Ultimamente, a causa della malattia viveva ritirato, fra ospedale e la sua umile abitazione ai limiti della foresta non lontano da Bangkok: vero monaco della foresta. Molti, in questi mesi, anche del Movimento si sono alternati regolarmente al suo fianco, come segno di riconoscenza, ma anche come assicurazione fraterna della condivisione totale anche di questa ultima tappa della vita.
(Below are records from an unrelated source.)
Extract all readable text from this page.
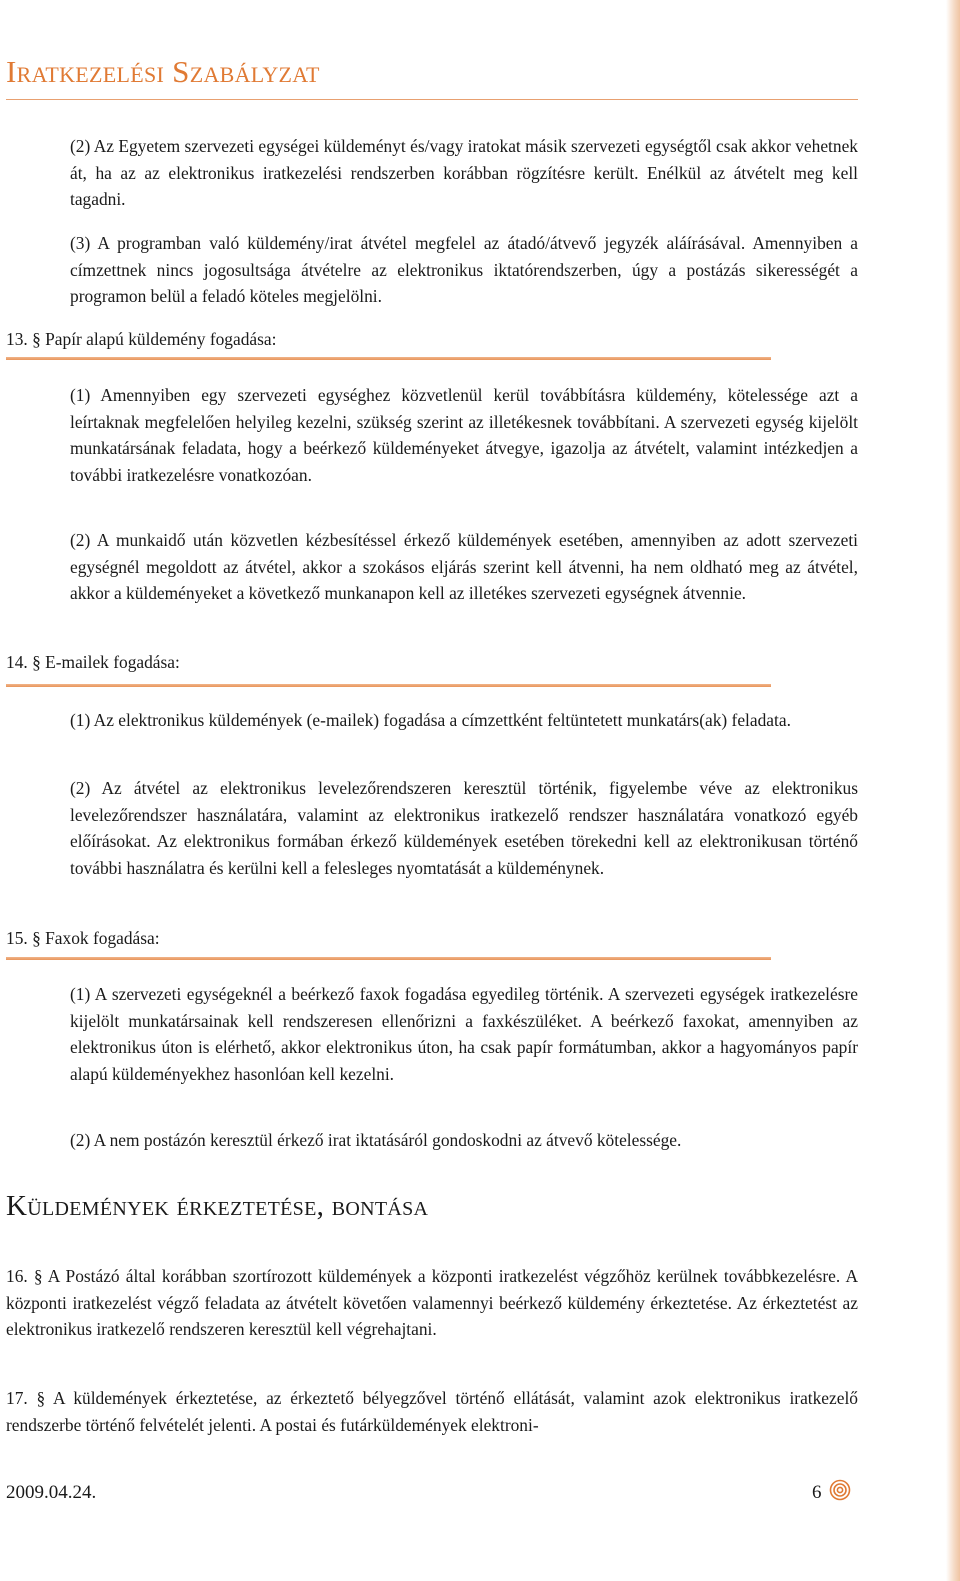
Iratkezelési Szabályzat

(2) Az Egyetem szervezeti egységei küldeményt és/vagy iratokat másik szervezeti egységtől csak akkor vehetnek át, ha az az elektronikus iratkezelési rendszerben korábban rögzítésre került. Enélkül az átvételt meg kell tagadni.

(3) A programban való küldemény/irat átvétel megfelel az átadó/átvevő jegyzék aláírásával. Amennyiben a címzettnek nincs jogosultsága átvételre az elektronikus iktatórendszerben, úgy a postázás sikerességét a programon belül a feladó köteles megjelölni.

13. § Papír alapú küldemény fogadása:

(1) Amennyiben egy szervezeti egységhez közvetlenül kerül továbbításra küldemény, kötelessége azt a leírtaknak megfelelően helyileg kezelni, szükség szerint az illetékesnek továbbítani. A szervezeti egység kijelölt munkatársának feladata, hogy a beérkező küldeményeket átvegye, igazolja az átvételt, valamint intézkedjen a további iratkezelésre vonatkozóan.

(2) A munkaidő után közvetlen kézbesítéssel érkező küldemények esetében, amennyiben az adott szervezeti egységnél megoldott az átvétel, akkor a szokásos eljárás szerint kell átvenni, ha nem oldható meg az átvétel, akkor a küldeményeket a következő munkanapon kell az illetékes szervezeti egységnek átvennie.

14. § E-mailek fogadása:

(1) Az elektronikus küldemények (e-mailek) fogadása a címzettként feltüntetett munkatárs(ak) feladata.

(2) Az átvétel az elektronikus levelezőrendszeren keresztül történik, figyelembe véve az elektronikus levelezőrendszer használatára, valamint az elektronikus iratkezelő rendszer használatára vonatkozó egyéb előírásokat. Az elektronikus formában érkező küldemények esetében törekedni kell az elektronikusan történő további használatra és kerülni kell a felesleges nyomtatását a küldeménynek.

15. § Faxok fogadása:

(1) A szervezeti egységeknél a beérkező faxok fogadása egyedileg történik. A szervezeti egységek iratkezelésre kijelölt munkatársainak kell rendszeresen ellenőrizni a faxkészüléket. A beérkező faxokat, amennyiben az elektronikus úton is elérhető, akkor elektronikus úton, ha csak papír formátumban, akkor a hagyományos papír alapú küldeményekhez hasonlóan kell kezelni.

(2) A nem postázón keresztül érkező irat iktatásáról gondoskodni az átvevő kötelessége.

Küldemények érkeztetése, bontása

16. § A Postázó által korábban szortírozott küldemények a központi iratkezelést végzőhöz kerülnek továbbkezelésre. A központi iratkezelést végző feladata az átvételt követően valamennyi beérkező küldemény érkeztetése. Az érkeztetést az elektronikus iratkezelő rendszeren keresztül kell végrehajtani.

17. § A küldemények érkeztetése, az érkeztető bélyegzővel történő ellátását, valamint azok elektronikus iratkezelő rendszerbe történő felvételét jelenti. A postai és futárküldemények elektroni-

2009.04.24.	6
Ieri, dopo aver appreso la notizia della sua morte, Margaret Karram, presidente del Movimento ha scritto una lettera a tutta l’Opera di Maria, dicendo fra l’altro: «Ha vissuto pienamente il nome che Chiara gli aveva dato, essendo ovunque strumento di luce, consolazione e speranza. Fino all’ultimo ha amato e vissuto per costruire la fraternità. Durante la sua vita ha saputo parlare dell’unità in maniera unica, con sapienza e passione, attraverso libri, riviste, trasmissioni radio, incontri con monaci e laici buddhisti, non senza affrontare difficoltà. Un giorno, un monaco gli chiese perplesso: ‘Maestro, tu segui una donna cristiana?’. E lui rispose: ‘Io non seguo una donna, ma il suo Ideale di fraternità universale. Lei non è solo dei cristiani, è anche nostra’. Nel suo ultimo messaggio mi ha scritto: ‘Margaret, io soffro, ma resisto, resisto, resisto, perché le mie sofferenze sono nulla a confronto di quelle di Gesù in Croce. Io resisto perché sono figlio di mamma Chiara. Ricordati: non ci vediamo più, ma un giorno ci vedremo. Presto andrò da lei’».